The package included a rather lengthy single-player game, but what did we care? What could we possibly have cared when the holy grail was finally upon us? Almost anything we could imagine was finally possible to make and play, and where it wasn’t we’d just find a way to represent it, or discover some exploit to make it possible. For example, the base editor came with that 2D platformer staple “secret walls”, the fake wall that you can simply walk through to find secrets. We found, though, that these passages were too obvious to the naked eye. Anyone even slightly familiar with Speedy Eggbert could identify them instantly. This presented a problem until we noticed that there was an interesting wrinkle with the game’s moving platforms. Any surface assigned to this role would no longer be a solid object, but was instead traversable from below and, indeed, both sides. Using this, you could create walls, assign them the properties of a moving platform then – crucially – not make them move, resulting in a wall imperceptible from any other, yet able to be passed through. This was like solving the Rosetta Stone, as I’m sure you can understand.

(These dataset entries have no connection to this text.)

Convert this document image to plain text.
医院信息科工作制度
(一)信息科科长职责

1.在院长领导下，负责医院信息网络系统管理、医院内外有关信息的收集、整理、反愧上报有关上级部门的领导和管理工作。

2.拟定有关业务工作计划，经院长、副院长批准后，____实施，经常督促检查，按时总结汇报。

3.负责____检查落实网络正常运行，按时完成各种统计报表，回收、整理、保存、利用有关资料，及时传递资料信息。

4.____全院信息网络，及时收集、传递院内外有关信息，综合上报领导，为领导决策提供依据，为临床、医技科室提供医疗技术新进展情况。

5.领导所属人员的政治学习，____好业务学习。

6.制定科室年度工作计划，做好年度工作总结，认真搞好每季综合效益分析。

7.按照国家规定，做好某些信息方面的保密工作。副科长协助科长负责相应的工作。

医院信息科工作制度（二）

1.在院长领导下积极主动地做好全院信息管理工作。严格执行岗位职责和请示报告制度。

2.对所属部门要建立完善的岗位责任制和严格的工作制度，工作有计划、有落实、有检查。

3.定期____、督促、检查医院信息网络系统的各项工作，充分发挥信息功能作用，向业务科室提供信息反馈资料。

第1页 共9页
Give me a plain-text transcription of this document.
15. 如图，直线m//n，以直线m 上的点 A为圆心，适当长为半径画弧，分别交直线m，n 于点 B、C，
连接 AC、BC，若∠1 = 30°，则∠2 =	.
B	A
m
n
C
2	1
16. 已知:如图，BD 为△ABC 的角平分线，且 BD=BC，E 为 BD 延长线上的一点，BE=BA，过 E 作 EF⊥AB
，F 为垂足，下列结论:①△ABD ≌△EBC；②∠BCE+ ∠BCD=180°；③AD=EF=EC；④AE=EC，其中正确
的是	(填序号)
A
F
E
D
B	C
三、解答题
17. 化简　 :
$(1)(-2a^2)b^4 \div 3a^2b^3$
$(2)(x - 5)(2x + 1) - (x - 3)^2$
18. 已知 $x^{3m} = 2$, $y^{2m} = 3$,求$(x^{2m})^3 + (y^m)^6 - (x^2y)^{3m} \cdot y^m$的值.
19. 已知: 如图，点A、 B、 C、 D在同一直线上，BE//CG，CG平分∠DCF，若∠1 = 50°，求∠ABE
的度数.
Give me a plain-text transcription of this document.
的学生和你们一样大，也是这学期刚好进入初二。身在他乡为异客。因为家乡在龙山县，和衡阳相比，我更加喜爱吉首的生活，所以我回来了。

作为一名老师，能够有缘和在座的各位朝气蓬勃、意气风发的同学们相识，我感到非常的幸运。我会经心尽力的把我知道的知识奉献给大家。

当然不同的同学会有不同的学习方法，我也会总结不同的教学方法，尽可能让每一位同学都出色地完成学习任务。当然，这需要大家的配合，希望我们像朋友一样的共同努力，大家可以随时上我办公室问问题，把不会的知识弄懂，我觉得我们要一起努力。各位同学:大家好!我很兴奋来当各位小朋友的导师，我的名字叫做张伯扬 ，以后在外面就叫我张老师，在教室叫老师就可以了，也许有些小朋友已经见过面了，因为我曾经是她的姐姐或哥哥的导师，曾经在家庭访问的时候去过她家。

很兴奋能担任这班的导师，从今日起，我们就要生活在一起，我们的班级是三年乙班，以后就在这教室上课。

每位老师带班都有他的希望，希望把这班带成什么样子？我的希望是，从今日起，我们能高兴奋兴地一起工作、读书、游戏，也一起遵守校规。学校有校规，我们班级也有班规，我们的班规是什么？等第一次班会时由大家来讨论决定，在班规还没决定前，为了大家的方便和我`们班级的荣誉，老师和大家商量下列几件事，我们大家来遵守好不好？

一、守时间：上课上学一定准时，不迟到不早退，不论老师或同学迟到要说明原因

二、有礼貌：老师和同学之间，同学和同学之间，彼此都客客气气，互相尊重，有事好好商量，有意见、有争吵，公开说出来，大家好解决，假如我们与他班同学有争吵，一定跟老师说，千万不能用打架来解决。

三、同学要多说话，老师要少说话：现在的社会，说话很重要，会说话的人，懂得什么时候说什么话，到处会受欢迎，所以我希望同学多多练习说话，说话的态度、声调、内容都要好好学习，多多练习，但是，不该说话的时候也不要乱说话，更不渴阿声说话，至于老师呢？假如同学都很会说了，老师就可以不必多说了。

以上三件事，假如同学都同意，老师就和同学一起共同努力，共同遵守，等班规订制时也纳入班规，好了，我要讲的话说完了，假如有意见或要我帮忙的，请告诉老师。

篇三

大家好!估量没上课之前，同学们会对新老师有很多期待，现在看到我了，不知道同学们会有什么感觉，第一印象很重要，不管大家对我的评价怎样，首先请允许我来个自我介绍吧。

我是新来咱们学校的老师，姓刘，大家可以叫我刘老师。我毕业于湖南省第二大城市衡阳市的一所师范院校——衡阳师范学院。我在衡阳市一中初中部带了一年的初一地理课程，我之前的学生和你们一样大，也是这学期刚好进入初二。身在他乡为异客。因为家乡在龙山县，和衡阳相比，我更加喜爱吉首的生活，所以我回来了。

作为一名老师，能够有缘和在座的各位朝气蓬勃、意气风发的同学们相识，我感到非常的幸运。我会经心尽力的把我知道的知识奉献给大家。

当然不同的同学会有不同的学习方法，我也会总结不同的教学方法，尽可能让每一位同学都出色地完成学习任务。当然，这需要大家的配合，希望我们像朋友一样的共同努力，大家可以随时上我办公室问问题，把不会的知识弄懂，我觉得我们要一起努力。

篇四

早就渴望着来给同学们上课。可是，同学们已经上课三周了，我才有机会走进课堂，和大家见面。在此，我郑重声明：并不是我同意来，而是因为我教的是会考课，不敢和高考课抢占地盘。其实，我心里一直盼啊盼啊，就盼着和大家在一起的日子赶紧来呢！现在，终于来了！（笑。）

A custom level in Speedy Eggbert, with a water hazard full of piranha

It was through this experimentation that we discovered other exploits which enhanced our ability to design levels. There was a bug that made items and objects act like moving platforms, allow certain inanimate objects to become, well, animate. Elements could be combined to create new, unintended types of obstacle – for example, there was a lollipop power-up that makes Eggbert run faster and jump higher. You could use wind to create, essentially, one-way corridors. The speed boost afforded by the lollipop, however, let the player push through them, allowing for what are near-as-damnit timed entrances. You’ve got to make do with what you’ve got!

Levels were easy to share, too, saved to the “User” folder on the C drive, ready to pop on a floppy disk and whip over to a friend’s house. An infinitely expandable game that constantly rewarded our creativity and never, ever faltered. Eggbert himself was a cute little fellow, too, which immediately set our overactive imaginations into hyperdrive, coming up with a whole Eggbert cast and innumerable fake sequels and adventures. My first website (Geocities, natch) was all about Speedy Eggbert, too – no levels for download, I had no idea how to do that, but tons of fan art and written content (and a single album review of Nirvana’s “In Utero”, for some reason).


The start menu for Speedy Blupi II, the origin of the Speedy Eggbert shovelware
Speedy Blupi II: the original Eggbert (literally)

It wasn’t until much later that I discovered what the deal with Speedy Eggbert actually was. He was the mascot character starring in one of a series of games designed by Daniel Roux, the creator of Eggbert, and it turns out he wasn’t even called Eggbert. No, his true name was Blupi – he was simply renamed Eggbert by defunct shovelware publisher eGames, who put the game out on CD (along with a bunch of spyware) in the west, while the games were originally published by Epsitec. This expanded Eggbert’s – excuse me, Blupi’s – world even more. Me and my friends discovered the existence of the games Planet Blupi (RTS), Blupimania (puzzle game), Blupi At Home (edutainment) and, most excitingly, Speedy Blupi 2, a near-identical follow-up that offered basically the same ignored single-player campaign, but included a level editor with around 50% more elements to play with, all of which were similarly easy to use and exploitable. Keys! Doors! Circular saws! Wasps! Slime! Everything I could ever have wished for and much, much more! Speedy Blupi 2 was the most important game of my youth.

Delightfully, all of the Blupi games are currently freely available, legally, from the resurrected blupi.org, hosted as ISO files. I’d recommend Speedy Blupi and its sequel to anyone with kids even vaguely interested in level design – it couldn’t be simpler to get started and (touch wood) I had no issue getting the game running on Windows 11. It goes to show that the games which inspire creativity and community are the ones that mean the most to you. Even if they did only score 4% in PC Gamer.